Liese O'Halloran Schwarz grew up in Washington, DC after an early childhood overseas. She went to Harvard and then attended medical school at University of Virginia. While in medical school, she won the Henfield/Transatlantic Review Prize for short fiction and also published her first novel, Near Canaan. She specialized in emergency medicine. Eventually she returned to writing and her second novel, The Possible World, was published June 2018. Her third novel What Could be Saved published in January 2021. She currently lives in Chapel Hill, North Carolina, and is at work on the next book.
An astonishing, deeply moving novel about the converging lives of a young boy who witnesses a brutal murder, the doctor who tends to him, and an elderly woman guarding her long buried past.It seems like just another night shift for Lucy, an overworked ER physician in Providence, Rhode Island, until six-year-old Ben is brought in as the sole survivor from a horrifying crime scene. He’s traumatized and wordless; everything he knows has been taken from him in an afternoon. It’s not clear what he saw, or what he remembers.Lucy, who’s grappling with a personal upheaval of her own, feels a profound, unexpected connection to the little boy. She wants to help him…but will recovering his memory heal him, or damage him further? Across town, Clare will soon be turning one hundred years old. She has long believed that the lifetime of secrets she’s been keeping don’t matter to anyone anymore, but a surprising encounter makes her realize that the time has come to tell her story. As Ben, Lucy, and Clare struggle to confront the events that shattered their lives, something stronger than fate is working to bring them together. An expertly stitched story that spans nearly a century—from the Great Depression through the Vietnam War era and into the present—The Possible World is a captivating novel about the complicated ways our pasts shape our identities, the power of maternal love, the loneliness born out of loss, and how timeless bonds can help us triumph over grief.
An enthralling, redemptive novel set in Bangkok in 1972 and Washington, DC, in 2019 about an expatriate child who goes missing, whose family is contacted decades later by a man claiming to be the vanished boy.Washington, DC, 2019: Laura Preston is a reclusive artist at odds with her older sister Bea as their elegant, formidable mother slowly slides into dementia. When a stranger contacts Laura claiming to be her brother who disappeared forty years earlier when the family lived in Bangkok, Laura ignores Bea’s warnings of a scam and flies to Thailand to see if it can be true. But meeting him in person leads to more questions than answers. Bangkok, 1972: Genevieve and Robert Preston live in a beautiful house behind a high wall, raising their three children with the help of a cadre of servants. In these exotic surroundings, Genevieve strives to create a semblance of the life they would have had at home in the US—ballet and riding classes for the children, impeccable dinner parties, a meticulously kept home. But in truth, Robert works for American intelligence, Genevieve finds herself drawn into a passionate affair with her husband’s boss, and their serene household is vulnerable to unseen dangers of a rapidly changing world and a country they don’t really understand. Alternating between past and present as all of the secrets are revealed, What Could Be Saved is an unforgettable novel about a family shattered by loss and betrayal, and the beauty and hope that can exist even in the midst of brokenness.

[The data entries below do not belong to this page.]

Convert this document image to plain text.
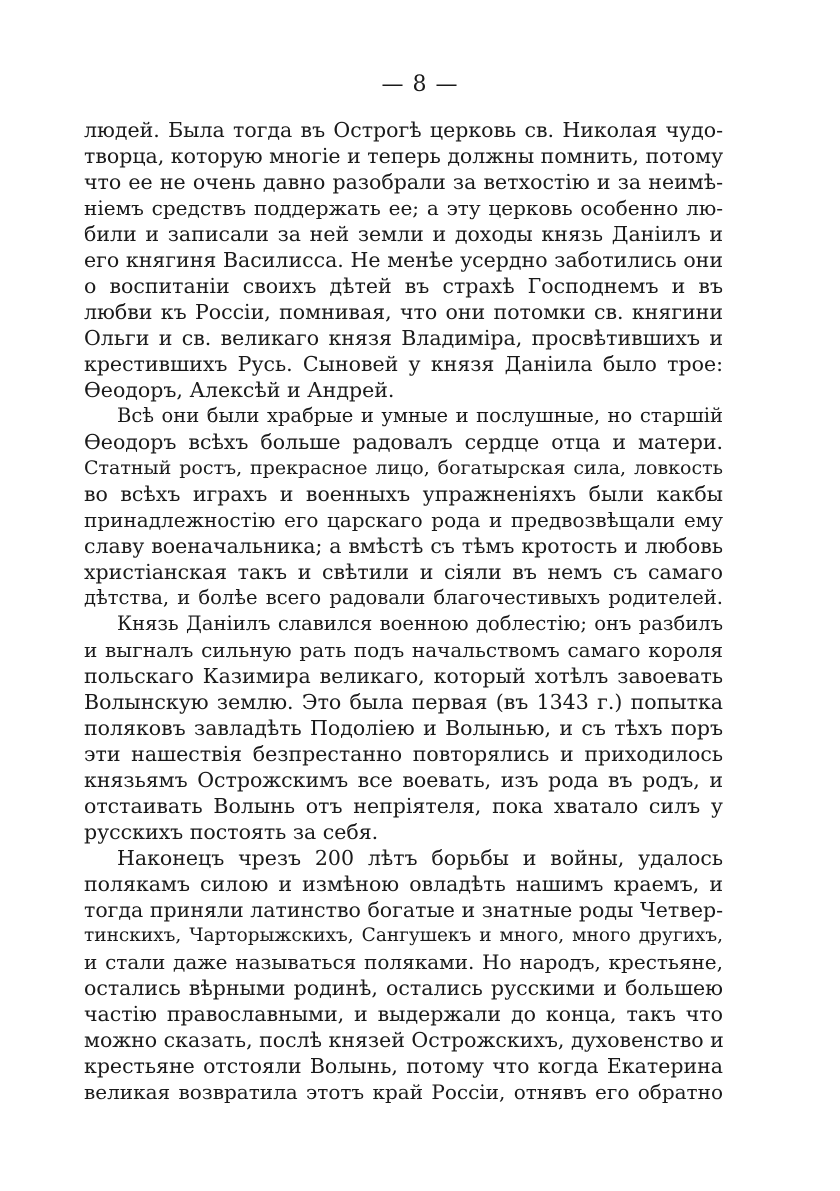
— 8 —
людей. Была тогда въ Острогѣ церковь св. Николая чудо-
творца, которую многіе и теперь должны помнить, потому
что ее не очень давно разобрали за ветхостію и за неимѣ-
ніемъ средствъ поддержать ее; а эту церковь особенно лю-
били и записали за ней земли и доходы князь Даніилъ и
его княгиня Василисса. Не менѣе усердно заботились они
о воспитаніи своихъ дѣтей въ страхѣ Господнемъ и въ
любви къ Россіи, помнивая, что они потомки св. княгини
Ольги и св. великаго князя Владиміра, просвѣтившихъ и
крестившихъ Русь. Сыновей у князя Даніила было трое:
Ѳеодоръ, Алексѣй и Андрей.
Всѣ они были храбрые и умные и послушные, но старшій
Ѳеодоръ всѣхъ больше радовалъ сердце отца и матери.
Статный ростъ, прекрасное лицо, богатырская сила, ловкость
во всѣхъ играхъ и военныхъ упражненіяхъ были какбы
принадлежностію его царскаго рода и предвозвѣщали ему
славу военачальника; а вмѣстѣ съ тѣмъ кротость и любовь
христіанская такъ и свѣтили и сіяли въ немъ съ самаго
дѣтства, и болѣе всего радовали благочестивыхъ родителей.
Князь Даніилъ славился военною доблестію; онъ разбилъ
и выгналъ сильную рать подъ начальствомъ самаго короля
польскаго Казимира великаго, который хотѣлъ завоевать
Волынскую землю. Это была первая (въ 1343 г.) попытка
поляковъ завладѣть Подоліею и Волынью, и съ тѣхъ поръ
эти нашествія безпрестанно повторялись и приходилось
князьямъ Острожскимъ все воевать, изъ рода въ родъ, и
отстаивать Волынь отъ непріятеля, пока хватало силъ у
русскихъ постоять за себя.
Наконецъ чрезъ 200 лѣтъ борьбы и войны, удалось
полякамъ силою и измѣною овладѣть нашимъ краемъ, и
тогда приняли латинство богатые и знатные роды Четвер-
тинскихъ, Чарторыжскихъ, Сангушекъ и много, много другихъ,
и стали даже называться поляками. Но народъ, крестьяне,
остались вѣрными родинѣ, остались русскими и большею
частію православными, и выдержали до конца, такъ что
можно сказать, послѣ князей Острожскихъ, духовенство и
крестьяне отстояли Волынь, потому что когда Екатерина
великая возвратила этотъ край Россіи, отнявъ его обратно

Filmmaking student Buddy Whyte never visited his mother’s hometown while she was alive. But in the wake of her tragic death, he can no longer resist the lure of Naples, Virginia. He packs up his car and drives south from New York City with his camera. He means to make a short film about the town – and perhaps learn why Beth Whyte left it, and why she never went back. Many people in the close-knit community are devastated to learn of the death of Buddy’s mother –not least two brothers, Jack and Gil, who knew her best. Although they live and work side by side, a dark secret divides them, and they have not spoken to one another in years. Through his camera lens, Buddy captures an unexpected story, including glimpses of his mother that challenge everything he thought he knew. But in a small town where even disparate voices agree that the past is best kept hidden from outsiders, will he actually learn the truth? Near Canaan is an intricate and multi-layered novel of secrets and memory which explores the far-reaching, inescapable effects of the past.